The explosive growth of the Internet has brought many good things: electronic commerce, easy access to vast stores of reference material, collaborative computing, e-mail, and new avenues for advertising and information distribution, to name a few. As with most technological advances, there is also a dark side: Some people are sending attachments through emails like spam mails and some fraud images .In this project we check the mail before sending it to the receiver mail id for the fraud images using “Skin Detection Algorithm” and also identify the spam mails. If any fraud images and spam mails are identified then the IP address and physical location of that sender is identified by a third party application. This ethical hacking technique is effectively used for identifying the location of the spam mail. After identifying the sender of the mail, discard the mail and send some warning message to that sender mail id. If that mail doesn‟t contain any spam files or abusive images, send it to the receiver mail id.

Keywords

Electronic commerce, E-mail, Skin Detection Algorithm, IP address, Ethical Hacking, Spam files

INTRODUCTION

The Internet or the World Wide Web is indeed a wonderful and amazing addition in our lives. The Internet can be known as a kind of global meeting place where people from all parts of the world can come together. It is a service available on the computer, through which everything under the sun is now at the fingertips of anyone who has access to the Internet.

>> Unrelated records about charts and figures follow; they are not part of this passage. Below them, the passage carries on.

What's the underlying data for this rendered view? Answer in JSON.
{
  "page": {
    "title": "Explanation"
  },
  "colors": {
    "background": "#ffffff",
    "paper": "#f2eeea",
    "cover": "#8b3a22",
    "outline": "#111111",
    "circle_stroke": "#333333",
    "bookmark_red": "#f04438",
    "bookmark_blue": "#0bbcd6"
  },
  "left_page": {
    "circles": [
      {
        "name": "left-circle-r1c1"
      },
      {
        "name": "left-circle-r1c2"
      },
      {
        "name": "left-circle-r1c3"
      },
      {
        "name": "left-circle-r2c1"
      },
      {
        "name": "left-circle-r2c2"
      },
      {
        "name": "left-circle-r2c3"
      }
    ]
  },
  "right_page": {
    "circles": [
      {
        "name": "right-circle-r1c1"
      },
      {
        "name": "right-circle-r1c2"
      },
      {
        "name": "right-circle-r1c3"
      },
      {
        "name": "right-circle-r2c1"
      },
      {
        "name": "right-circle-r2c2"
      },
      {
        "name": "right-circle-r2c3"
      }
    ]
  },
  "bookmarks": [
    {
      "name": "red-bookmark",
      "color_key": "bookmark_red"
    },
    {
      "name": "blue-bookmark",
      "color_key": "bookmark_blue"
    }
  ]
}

So many protocols are using for uploading and downloading the files in internet. Using internet some disadvantages are also there. Upload some obscene images into web. Using some types of software‟s we can stop the uploading. Main advantage of the internet is emailing.

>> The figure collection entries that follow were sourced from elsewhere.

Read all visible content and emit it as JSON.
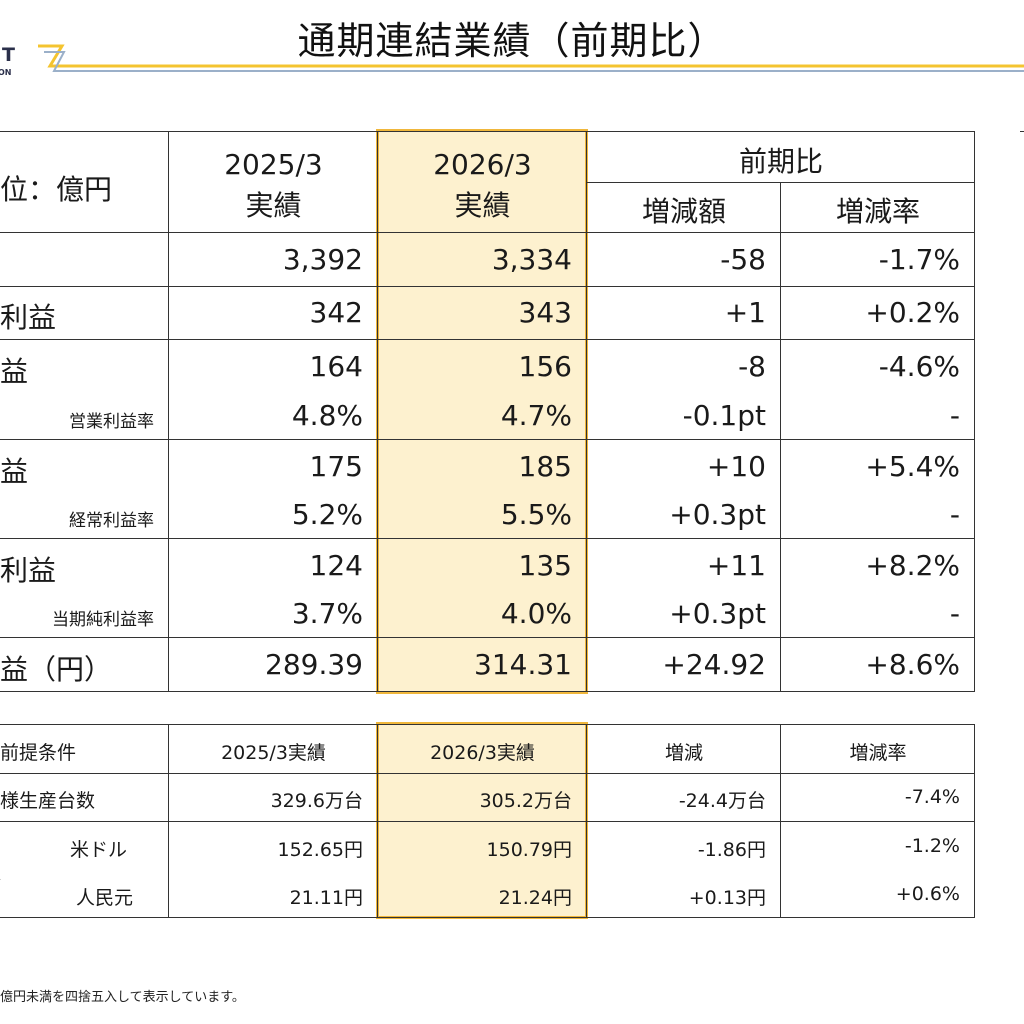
{
  "page": {
    "title": "通期連結業績（前期比）",
    "logo_text": "T",
    "logo_sub": "ON",
    "footnote": "億円未満を四捨五入して表示しています。"
  },
  "colors": {
    "highlight_fill": "#fdf1cf",
    "highlight_border": "#f0b73b",
    "rule_yellow": "#f4c430",
    "rule_blue": "#9bb0c9"
  },
  "results": {
    "unit_label": "位：億円",
    "col_prev": {
      "period": "2025/3",
      "kind": "実績"
    },
    "col_curr": {
      "period": "2026/3",
      "kind": "実績"
    },
    "col_compare": "前期比",
    "col_diff": "増減額",
    "col_rate": "増減率",
    "rows": [
      {
        "label": "",
        "prev": "3,392",
        "curr": "3,334",
        "diff": "-58",
        "rate": "-1.7%"
      },
      {
        "label": "利益",
        "prev": "342",
        "curr": "343",
        "diff": "+1",
        "rate": "+0.2%"
      },
      {
        "label": "益",
        "prev": "164",
        "curr": "156",
        "diff": "-8",
        "rate": "-4.6%",
        "sub": {
          "label": "営業利益率",
          "prev": "4.8%",
          "curr": "4.7%",
          "diff": "-0.1pt",
          "rate": "-"
        }
      },
      {
        "label": "益",
        "prev": "175",
        "curr": "185",
        "diff": "+10",
        "rate": "+5.4%",
        "sub": {
          "label": "経常利益率",
          "prev": "5.2%",
          "curr": "5.5%",
          "diff": "+0.3pt",
          "rate": "-"
        }
      },
      {
        "label": "利益",
        "prev": "124",
        "curr": "135",
        "diff": "+11",
        "rate": "+8.2%",
        "sub": {
          "label": "当期純利益率",
          "prev": "3.7%",
          "curr": "4.0%",
          "diff": "+0.3pt",
          "rate": "-"
        }
      },
      {
        "label": "益（円）",
        "prev": "289.39",
        "curr": "314.31",
        "diff": "+24.92",
        "rate": "+8.6%"
      }
    ]
  },
  "assumptions": {
    "header": {
      "label": "前提条件",
      "prev": "2025/3実績",
      "curr": "2026/3実績",
      "diff": "増減",
      "rate": "増減率"
    },
    "rows": [
      {
        "label": "様生産台数",
        "prev": "329.6万台",
        "curr": "305.2万台",
        "diff": "-24.4万台",
        "rate": "-7.4%"
      },
      {
        "label": "米ドル",
        "prev": "152.65円",
        "curr": "150.79円",
        "diff": "-1.86円",
        "rate": "-1.2%"
      },
      {
        "label": "人民元",
        "prev": "21.11円",
        "curr": "21.24円",
        "diff": "+0.13円",
        "rate": "+0.6%"
      }
    ],
    "fx_mark": "、"
  }
}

The main problem with emailing is some people attach some obscene images and send through emails. So we can‟t access the email attachments and can‟t stop the sending. In this project check every mail attachment, if it is an image. This project mainly used for private network.

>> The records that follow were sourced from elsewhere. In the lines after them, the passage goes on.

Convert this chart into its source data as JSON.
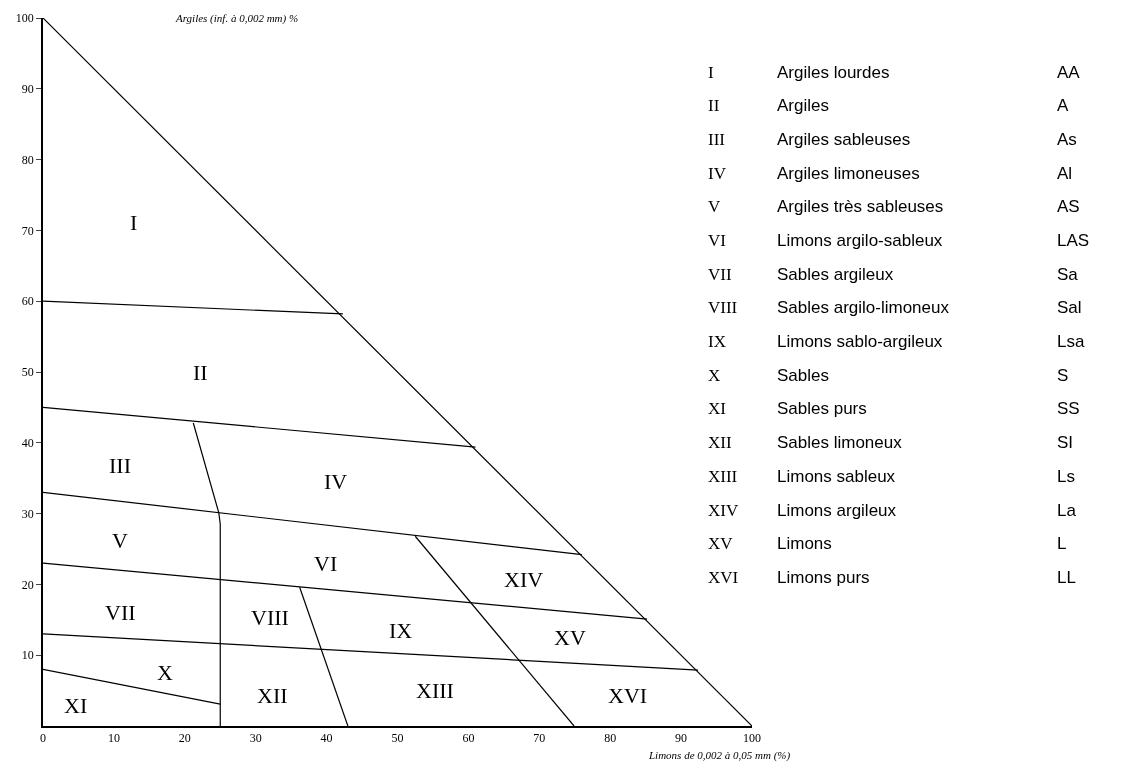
{
  "chart_data": {
    "type": "line",
    "xlabel": "Limons de 0,002 à 0,05 mm (%)",
    "ylabel": "Argiles (inf. à 0,002 mm) %",
    "xlim": [
      0,
      100
    ],
    "ylim": [
      0,
      100
    ],
    "xticks": [
      0,
      10,
      20,
      30,
      40,
      50,
      60,
      70,
      80,
      90,
      100
    ],
    "yticks": [
      10,
      20,
      30,
      40,
      50,
      60,
      70,
      80,
      90,
      100
    ],
    "marker": "none",
    "line_style": "solid",
    "series": [
      {
        "color": "#000000",
        "x": [
          0,
          100
        ],
        "values": [
          100,
          0
        ]
      },
      {
        "color": "#000000",
        "x": [
          0,
          42.3
        ],
        "values": [
          60,
          58.2
        ]
      },
      {
        "color": "#000000",
        "x": [
          0,
          61
        ],
        "values": [
          45,
          39.4
        ]
      },
      {
        "color": "#000000",
        "x": [
          21.2,
          24.8,
          25,
          25
        ],
        "values": [
          42.8,
          30.1,
          28.5,
          0
        ]
      },
      {
        "color": "#000000",
        "x": [
          0,
          76
        ],
        "values": [
          33,
          24.2
        ]
      },
      {
        "color": "#000000",
        "x": [
          0,
          85.2
        ],
        "values": [
          23,
          15.1
        ]
      },
      {
        "color": "#000000",
        "x": [
          0,
          92.4
        ],
        "values": [
          13,
          7.9
        ]
      },
      {
        "color": "#000000",
        "x": [
          0,
          25
        ],
        "values": [
          8,
          3.1
        ]
      },
      {
        "color": "#000000",
        "x": [
          36.2,
          43
        ],
        "values": [
          19.6,
          0
        ]
      },
      {
        "color": "#000000",
        "x": [
          52.5,
          74.9
        ],
        "values": [
          26.8,
          0
        ]
      }
    ],
    "annotations": [
      "I",
      "II",
      "III",
      "IV",
      "V",
      "VI",
      "VII",
      "VIII",
      "IX",
      "X",
      "XI",
      "XII",
      "XIII",
      "XIV",
      "XV",
      "XVI",
      "I",
      "Argiles lourdes",
      "AA",
      "II",
      "Argiles",
      "A",
      "III",
      "Argiles sableuses",
      "As",
      "IV",
      "Argiles limoneuses",
      "Al",
      "V",
      "Argiles très sableuses",
      "AS",
      "VI",
      "Limons argilo-sableux",
      "LAS",
      "VII",
      "Sables argileux",
      "Sa",
      "VIII",
      "Sables argilo-limoneux",
      "Sal",
      "IX",
      "Limons sablo-argileux",
      "Lsa",
      "X",
      "Sables",
      "S",
      "XI",
      "Sables purs",
      "SS",
      "XII",
      "Sables limoneux",
      "SI",
      "XIII",
      "Limons sableux",
      "Ls",
      "XIV",
      "Limons argileux",
      "La",
      "XV",
      "Limons",
      "L",
      "XVI",
      "Limons purs",
      "LL"
    ]
  }
}
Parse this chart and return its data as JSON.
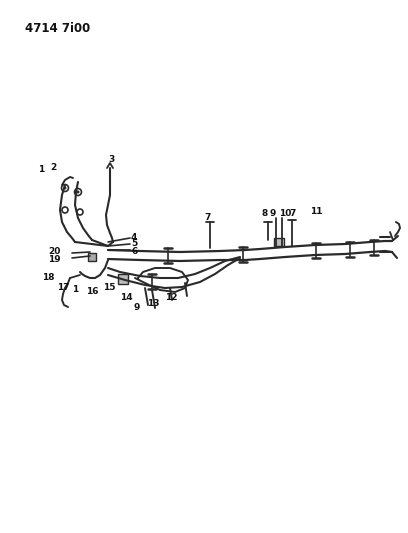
{
  "title": "4714 7i00",
  "bg_color": "#ffffff",
  "line_color": "#2a2a2a",
  "text_color": "#111111",
  "fig_width": 4.08,
  "fig_height": 5.33,
  "dpi": 100
}
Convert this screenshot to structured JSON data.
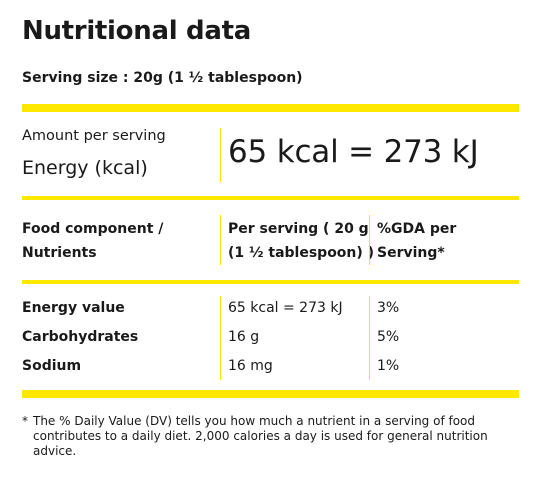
{
  "title": "Nutritional data",
  "serving_size": "Serving size : 20g (1 ½ tablespoon)",
  "amount_per_serving": "Amount per serving",
  "energy_label": "Energy (kcal)",
  "energy_value": "65 kcal = 273 kJ",
  "table": {
    "headers": {
      "component_line1": "Food component /",
      "component_line2": "Nutrients",
      "per_serving_line1": "Per serving ( 20 g",
      "per_serving_line2": "(1 ½ tablespoon) )",
      "gda_line1": "%GDA per",
      "gda_line2": "Serving*"
    },
    "rows": [
      {
        "name": "Energy value",
        "per_serving": "65 kcal = 273 kJ",
        "gda": "3%"
      },
      {
        "name": "Carbohydrates",
        "per_serving": "16 g",
        "gda": "5%"
      },
      {
        "name": "Sodium",
        "per_serving": "16 mg",
        "gda": "1%"
      }
    ]
  },
  "footnote_marker": "*",
  "footnote_text": "The % Daily Value (DV) tells you how much a nutrient in a serving of food contributes to a daily diet. 2,000 calories a day is used for general nutrition advice.",
  "colors": {
    "accent": "#ffe800",
    "text": "#1a1a1a"
  }
}
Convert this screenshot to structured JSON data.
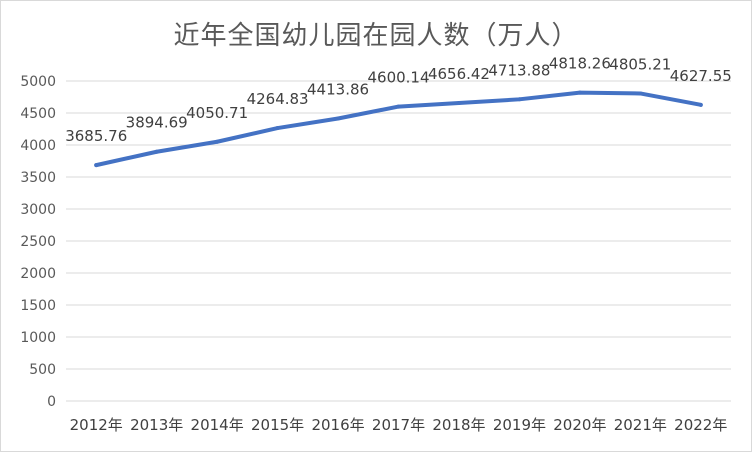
{
  "title": "近年全国幼儿园在园人数（万人）",
  "chart_data": {
    "type": "line",
    "title": "近年全国幼儿园在园人数（万人）",
    "xlabel": "",
    "ylabel": "",
    "categories": [
      "2012年",
      "2013年",
      "2014年",
      "2015年",
      "2016年",
      "2017年",
      "2018年",
      "2019年",
      "2020年",
      "2021年",
      "2022年"
    ],
    "series": [
      {
        "name": "",
        "values": [
          3685.76,
          3894.69,
          4050.71,
          4264.83,
          4413.86,
          4600.14,
          4656.42,
          4713.88,
          4818.26,
          4805.21,
          4627.55
        ],
        "labels": [
          "3685.76",
          "3894.69",
          "4050.71",
          "4264.83",
          "4413.86",
          "4600.14",
          "4656.42",
          "4713.88",
          "4818.26",
          "4805.21",
          "4627.55"
        ]
      }
    ],
    "ylim": [
      0,
      5000
    ],
    "yticks": [
      0,
      500,
      1000,
      1500,
      2000,
      2500,
      3000,
      3500,
      4000,
      4500,
      5000
    ],
    "grid": true,
    "legend": "none",
    "line_color": "#4472c4",
    "grid_color": "#d9d9d9"
  }
}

In private network a user send a mail with attachment to other user through server. Sender sends attachment details and receiver mail ids to server mail id. Server downloads the image and applies Skin Detection Algorithm. And then send it to receiver mail ids or Hack the ip - address
As it is mainly intended to for private networks. We assume that the Server has access to all the mails. Integrated 2 applications, as these are already existing systems. The Project is done under 2 phases.
A. 1st Phase: It Deals with identification of obscene images if any in mail attachments and restricting them using skin detection algorithm.
B. 2nd Phase: It deals with identification of the sender IP- address, if any obscene image identified.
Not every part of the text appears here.